Files Released, But Few Prosecutions

Musk's comments come as more Epstein-related documents are released under the Epstein Files Transparency Act, which Trump signed last November. The Justice Department has been releasing emails, investigative materials, and communications sealed for years. However, while evidence confirms Epstein abused underage girls, an Associated Press review of internal Justice Department records found investigators couldn't prove he ran a trafficking ring serving powerful men.

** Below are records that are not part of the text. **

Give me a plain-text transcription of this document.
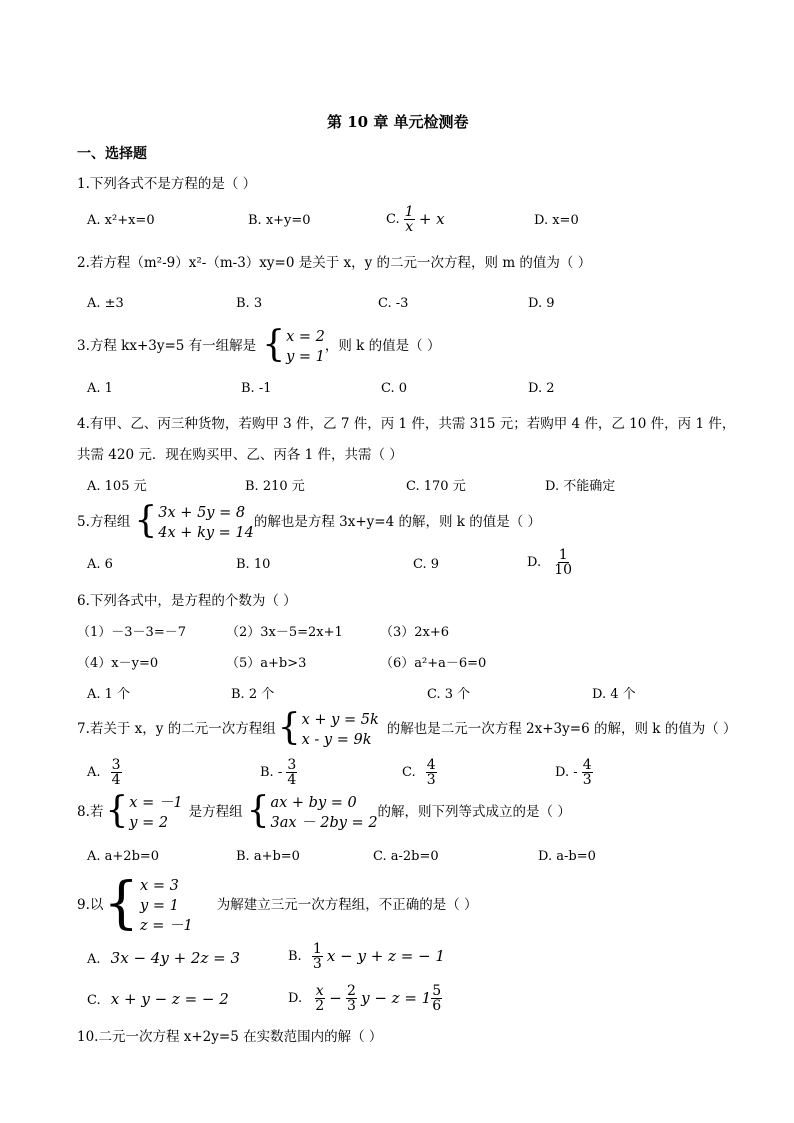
第 10 章 单元检测卷
一、选择题
1.下列各式不是方程的是（ ）
A. x²+x=0	B. x+y=0	C. $\frac{1}{x} + x$	D. x=0
2.若方程（m²-9）x²-（m-3）xy=0 是关于 x，y 的二元一次方程，则 m 的值为（ ）
A. ±3	B. 3	C. -3	D. 9
3.方程 kx+3y=5 有一组解是 { x = 2
y = 1
，则 k 的值是（ ）
A. 1	B. -1	C. 0	D. 2
4.有甲、乙、丙三种货物，若购甲 3 件，乙 7 件，丙 1 件，共需 315 元；若购甲 4 件，乙 10 件，丙 1 件，
共需 420 元．现在购买甲、乙、丙各 1 件，共需（ ）
A. 105 元	B. 210 元	C. 170 元	D. 不能确定
5.方程组 { 3x + 5y = 8
4x + ky = 14
的解也是方程 3x+y=4 的解，则 k 的值是（ ）
A. 6	B. 10	C. 9	D. $\frac{1}{10}$
6.下列各式中，是方程的个数为（ ）
（1）－3－3=－7	（2）3x－5=2x+1	（3）2x+6
（4）x－y=0	（5）a+b>3	（6）a²+a－6=0
A. 1 个	B. 2 个	C. 3 个	D. 4 个
7.若关于 x，y 的二元一次方程组 { x + y = 5k
x - y = 9k
的解也是二元一次方程 2x+3y=6 的解，则 k 的值为（ ）
A. $\frac{3}{4}$	B. - $\frac{3}{4}$	C. $\frac{4}{3}$	D. - $\frac{4}{3}$
8.若 { x = －1
y = 2
是方程组 { ax + by = 0
3ax － 2by = 2
的解，则下列等式成立的是（ ）
A. a+2b=0	B. a+b=0	C. a-2b=0	D. a-b=0
9.以 { x = 3
y = 1
z = －1
为解建立三元一次方程组，不正确的是（ ）
A. 3x − 4y + 2z = 3	B. $\frac{1}{3}$ x − y + z = − 1
C. x + y − z = − 2	D. $\frac{x}{2} - \frac{2}{3}$ $y - z = 1 \frac{5}{6}$
10.二元一次方程 x+2y=5 在实数范围内的解（ ）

Videos and photos from Epstein's homes didn't show victims being abused or implicate anyone besides Maxwell, according to a 2025 prosecutor's memo. Musk has previously said 'the acid test for justice is not the release of the files, but rather the prosecution of those who committed heinous crimes with Epstein'. He's even offered to cover legal fees for victims who get sued for speaking out.

The Case for Amnesty

Research from the University of Denver found that across more than 1,400 trafficking cases, a third of traffickers used psychological coercion—taking money, blackmailing victims, shaming them, threatening harm, and forcing recruitment. Clinical psychologist Anne P DePrince explains that targeting minors creates betrayal trauma, leading to shame, self-blame, and fear that leaves survivors alienated and unable to trust.

Musk's amnesty proposal isn't official policy—it's just his idea. But it raises an important question: should the justice system prosecute people who committed crimes whilst being victimised themselves? Or should it offer them a way out in exchange for testimony that could bring down the powerful people who created this nightmare in the first place?

Understanding what amnesty could actually accomplish

The concept isn't unprecedented. Various jurisdictions have 'safe harbour' laws that protect trafficking victims from prosecution for crimes committed whilst being trafficked. But applying this to the Epstein case would be complicated. Some of these women are now in their 30s and 40s. The crimes they may have participated in happened years ago. And the powerful men allegedly involved have teams of lawyers ready to fight.

Still, without some form of protection, why would anyone come forward? If you recruited other girls under coercion and fear, admitting that now could mean prison time. Musk's argument is that Epstein designed it exactly this way—make your victims complicit, and they'll never talk. Breaking that cycle requires offering them something in return for the truth.

Whether anyone in power will actually push for such amnesty programmes remains to be seen. For now, it's just Musk making noise on social media. But given how little justice Epstein's victims have seen so far, maybe noise is exactly what's needed.